У голландцев пейзаж является господствующим элементом в образном построении. Фигурная композиция распадается на группы и отдельные фигуры, объединенные пейзажем и духовным содержанием, которое больше проявляется в пассивном восприятии впечатлений людьми, участвующими в происшествии, чем в активном участии в нем. При этом зрителю самому предоставляется установить единую образную связь между фигурами и пространством, с одной стороны, и в пределах самих фигур — с другой. У Шонгауэра пейзаж отступает на задний план, и хотя он и образует раму, замыка­ющую композицию, акцент лежит все же на последней. Печальное зрелище, которое, подобно римским рельефам с изображениями триумфальных процессий, проходит перед глазами зрителя, является центром тяжести изображения — как в средневековье и еще в больших композициях Джотто — с тем, однако, различием, что вместо хронологического пере­числения и определенной последовательности сцен и фигур, выступает единая процессия, непрерывное разворачивание волнующего происшествия — толпа людей, приведенная в движение участием в необычном событии. Тут нет просто стаффажа, все, кого мы там видим, участвуют так или иначе в том, что происходит или должно произойти: одни страдают, другие находятся под влиянием злых инстинктов или по обя­занности, некоторые же просто любопытствуют. Этим обуслов­лена невероятная жизненность целого, которая действует тем сильнее, что она одновременно связана с нарастающим драматизмом. Движение процессии, которая извивается, как змея, ползущая из города через скалы по направлению к лобному месту, нарастает и запутывается в середине. Вместо простого устремления вперед здесь возникает множество


216

моментов движения — кульминационный пункт драматизма, связанный с иным превознесением идеального, чем это было свойственно более раннему искусству. Новое заключается в более тесном переплетении страданий Христа с тем, что сегодня назвали бы «психологией масс». Все происшествие представляет собою нечто большее, чем просто историческое повествование или рассказ, перенесенный в область всемирно-героического, нечто большее даже, чем средство для молитвенного возвышенно-религиозного настроения; проис­шествие превращается в захватывающую сцену из жизни, трагедию, которая строится на том, что характеризует изобра­женных людей в области их ощущений, воли и житейских свойств. В начале и в конце процессии эти психологические и социальные различия и градации между людьми изображены в качестве признака «толпы»; в середине — развертывается драматический конфликт, в котором резко противопоставлены благородство и подлость, животная ярость и божественное самопожертвование ради человечества. И надо всем этим господствует высшая сила, руководящая потоком так, чтобы исполнилась судьба. Неудержимо влечет она его из долины, в которой расположен город, сквозь скалистые ущелья туда, где черная туча встречает дугообразное движение губительного рока с тем, чтобы увести его обратно в город, откуда он вышел.

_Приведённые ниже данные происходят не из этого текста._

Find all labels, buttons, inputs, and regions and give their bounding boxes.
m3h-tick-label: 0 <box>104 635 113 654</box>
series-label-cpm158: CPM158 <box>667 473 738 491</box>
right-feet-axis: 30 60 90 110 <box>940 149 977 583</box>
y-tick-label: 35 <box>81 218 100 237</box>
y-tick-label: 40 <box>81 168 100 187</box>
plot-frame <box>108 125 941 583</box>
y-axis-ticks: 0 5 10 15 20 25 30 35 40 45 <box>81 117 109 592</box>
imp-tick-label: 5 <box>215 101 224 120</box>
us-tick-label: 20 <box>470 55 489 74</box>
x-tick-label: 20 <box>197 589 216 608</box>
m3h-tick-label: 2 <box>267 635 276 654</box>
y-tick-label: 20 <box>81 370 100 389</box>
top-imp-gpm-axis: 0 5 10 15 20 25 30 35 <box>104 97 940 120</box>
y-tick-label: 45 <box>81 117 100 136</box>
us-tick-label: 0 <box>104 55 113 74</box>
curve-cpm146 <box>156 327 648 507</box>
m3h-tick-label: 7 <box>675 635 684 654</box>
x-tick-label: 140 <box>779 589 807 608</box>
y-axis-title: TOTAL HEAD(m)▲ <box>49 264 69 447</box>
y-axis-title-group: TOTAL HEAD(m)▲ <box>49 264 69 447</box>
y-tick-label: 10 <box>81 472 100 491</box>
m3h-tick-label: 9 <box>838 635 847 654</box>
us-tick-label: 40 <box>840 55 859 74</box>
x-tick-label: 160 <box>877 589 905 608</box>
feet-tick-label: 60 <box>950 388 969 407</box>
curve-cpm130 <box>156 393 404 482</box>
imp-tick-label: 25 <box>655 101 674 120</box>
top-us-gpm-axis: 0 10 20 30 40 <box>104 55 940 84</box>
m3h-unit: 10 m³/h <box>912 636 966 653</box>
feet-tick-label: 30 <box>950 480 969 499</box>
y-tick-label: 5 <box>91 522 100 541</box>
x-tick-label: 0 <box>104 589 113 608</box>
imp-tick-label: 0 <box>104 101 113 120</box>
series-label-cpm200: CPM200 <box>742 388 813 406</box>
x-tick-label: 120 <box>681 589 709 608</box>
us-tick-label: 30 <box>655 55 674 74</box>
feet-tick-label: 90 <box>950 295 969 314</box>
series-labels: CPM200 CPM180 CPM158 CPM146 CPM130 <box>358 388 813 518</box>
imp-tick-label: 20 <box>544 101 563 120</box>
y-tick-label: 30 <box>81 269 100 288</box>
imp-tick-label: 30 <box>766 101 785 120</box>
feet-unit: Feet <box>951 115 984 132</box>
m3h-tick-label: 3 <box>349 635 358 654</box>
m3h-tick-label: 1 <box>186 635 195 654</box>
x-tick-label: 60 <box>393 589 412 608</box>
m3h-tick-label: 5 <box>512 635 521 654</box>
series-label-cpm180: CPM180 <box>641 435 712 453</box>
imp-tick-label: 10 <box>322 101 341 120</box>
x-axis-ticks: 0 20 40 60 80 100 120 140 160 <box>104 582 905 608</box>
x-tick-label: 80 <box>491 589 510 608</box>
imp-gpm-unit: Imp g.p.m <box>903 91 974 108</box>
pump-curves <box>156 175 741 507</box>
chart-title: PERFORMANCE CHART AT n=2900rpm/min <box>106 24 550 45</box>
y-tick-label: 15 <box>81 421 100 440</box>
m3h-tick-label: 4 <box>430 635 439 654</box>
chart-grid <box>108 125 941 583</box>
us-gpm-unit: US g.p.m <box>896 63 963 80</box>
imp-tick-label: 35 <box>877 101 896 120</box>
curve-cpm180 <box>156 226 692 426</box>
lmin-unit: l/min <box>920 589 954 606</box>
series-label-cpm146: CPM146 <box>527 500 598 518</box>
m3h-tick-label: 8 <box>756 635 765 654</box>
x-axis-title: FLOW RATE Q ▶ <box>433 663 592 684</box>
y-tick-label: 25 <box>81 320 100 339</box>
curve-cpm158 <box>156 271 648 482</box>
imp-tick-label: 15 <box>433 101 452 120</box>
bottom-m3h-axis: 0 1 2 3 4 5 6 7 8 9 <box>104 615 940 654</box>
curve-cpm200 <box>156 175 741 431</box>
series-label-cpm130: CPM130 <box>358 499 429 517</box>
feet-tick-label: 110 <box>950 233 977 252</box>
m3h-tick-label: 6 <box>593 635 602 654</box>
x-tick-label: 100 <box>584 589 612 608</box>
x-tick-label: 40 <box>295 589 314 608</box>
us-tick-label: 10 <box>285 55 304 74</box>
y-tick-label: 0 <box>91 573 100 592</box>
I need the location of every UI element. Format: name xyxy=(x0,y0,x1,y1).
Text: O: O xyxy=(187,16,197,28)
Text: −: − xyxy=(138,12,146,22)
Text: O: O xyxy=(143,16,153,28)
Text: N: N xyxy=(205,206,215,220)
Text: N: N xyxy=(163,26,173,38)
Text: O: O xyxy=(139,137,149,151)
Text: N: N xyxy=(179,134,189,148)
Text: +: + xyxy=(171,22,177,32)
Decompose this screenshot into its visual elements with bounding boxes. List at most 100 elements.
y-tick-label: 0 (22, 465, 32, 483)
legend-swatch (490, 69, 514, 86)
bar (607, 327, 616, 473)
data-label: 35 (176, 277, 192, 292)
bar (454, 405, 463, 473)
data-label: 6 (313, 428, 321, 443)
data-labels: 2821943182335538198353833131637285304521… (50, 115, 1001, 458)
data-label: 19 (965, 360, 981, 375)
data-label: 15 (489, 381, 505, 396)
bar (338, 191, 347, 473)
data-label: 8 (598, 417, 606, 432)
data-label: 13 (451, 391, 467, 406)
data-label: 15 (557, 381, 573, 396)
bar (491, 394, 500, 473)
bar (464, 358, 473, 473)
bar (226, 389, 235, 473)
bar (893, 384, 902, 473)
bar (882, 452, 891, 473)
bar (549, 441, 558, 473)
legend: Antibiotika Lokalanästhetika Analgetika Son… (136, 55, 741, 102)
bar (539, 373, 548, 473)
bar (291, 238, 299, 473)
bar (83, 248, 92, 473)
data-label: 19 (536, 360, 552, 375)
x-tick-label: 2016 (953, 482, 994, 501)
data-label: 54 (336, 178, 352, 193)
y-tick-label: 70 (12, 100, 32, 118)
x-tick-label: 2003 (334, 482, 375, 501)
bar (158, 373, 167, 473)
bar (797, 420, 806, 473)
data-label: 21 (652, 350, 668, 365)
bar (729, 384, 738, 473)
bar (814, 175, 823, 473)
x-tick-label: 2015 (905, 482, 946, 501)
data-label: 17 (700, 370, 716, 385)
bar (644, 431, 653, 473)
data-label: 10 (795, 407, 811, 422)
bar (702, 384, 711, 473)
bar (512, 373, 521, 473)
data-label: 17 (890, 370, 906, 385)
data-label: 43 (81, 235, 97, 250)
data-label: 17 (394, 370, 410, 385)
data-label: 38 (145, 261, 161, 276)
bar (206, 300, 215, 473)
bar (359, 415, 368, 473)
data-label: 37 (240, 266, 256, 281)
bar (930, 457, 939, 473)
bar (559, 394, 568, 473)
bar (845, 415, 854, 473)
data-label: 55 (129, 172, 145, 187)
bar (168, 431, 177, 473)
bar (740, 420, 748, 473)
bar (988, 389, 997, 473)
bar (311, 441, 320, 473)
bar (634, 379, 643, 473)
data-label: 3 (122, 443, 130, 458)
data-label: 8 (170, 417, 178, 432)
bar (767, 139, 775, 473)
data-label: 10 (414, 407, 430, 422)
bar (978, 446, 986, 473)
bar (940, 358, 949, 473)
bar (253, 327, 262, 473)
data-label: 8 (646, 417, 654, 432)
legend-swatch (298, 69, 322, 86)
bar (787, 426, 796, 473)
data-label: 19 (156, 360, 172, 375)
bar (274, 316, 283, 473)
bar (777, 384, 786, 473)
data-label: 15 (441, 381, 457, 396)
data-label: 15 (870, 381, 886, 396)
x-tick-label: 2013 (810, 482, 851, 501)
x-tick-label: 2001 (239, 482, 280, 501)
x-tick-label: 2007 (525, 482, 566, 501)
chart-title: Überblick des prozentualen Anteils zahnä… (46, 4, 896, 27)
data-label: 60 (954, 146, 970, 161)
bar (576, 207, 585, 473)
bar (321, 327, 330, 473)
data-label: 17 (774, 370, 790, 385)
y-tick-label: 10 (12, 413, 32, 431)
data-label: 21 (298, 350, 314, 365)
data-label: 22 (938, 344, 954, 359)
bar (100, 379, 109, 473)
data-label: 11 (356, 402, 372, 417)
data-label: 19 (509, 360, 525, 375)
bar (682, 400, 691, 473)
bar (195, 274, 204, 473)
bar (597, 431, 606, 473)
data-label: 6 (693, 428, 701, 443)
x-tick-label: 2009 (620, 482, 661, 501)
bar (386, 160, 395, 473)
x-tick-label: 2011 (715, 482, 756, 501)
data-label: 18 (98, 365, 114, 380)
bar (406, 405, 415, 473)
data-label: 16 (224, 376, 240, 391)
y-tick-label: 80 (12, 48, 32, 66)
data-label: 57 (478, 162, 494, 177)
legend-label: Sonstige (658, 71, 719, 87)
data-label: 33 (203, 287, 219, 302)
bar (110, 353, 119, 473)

Ничто не могло бы нам яснее показать, как неверно выво­дить происхождение нового искусства постоянно только из Италии или Нидерландов, чем эта гравюра, в ней дано такое изображение характеров и двигающих толпою стихийных сил, на основе которого покоится эпический и драматический стиль, удержавшийся после принятия и преодоления итальянских влияний и обусловивший понимание трагического в искусстве нового времени.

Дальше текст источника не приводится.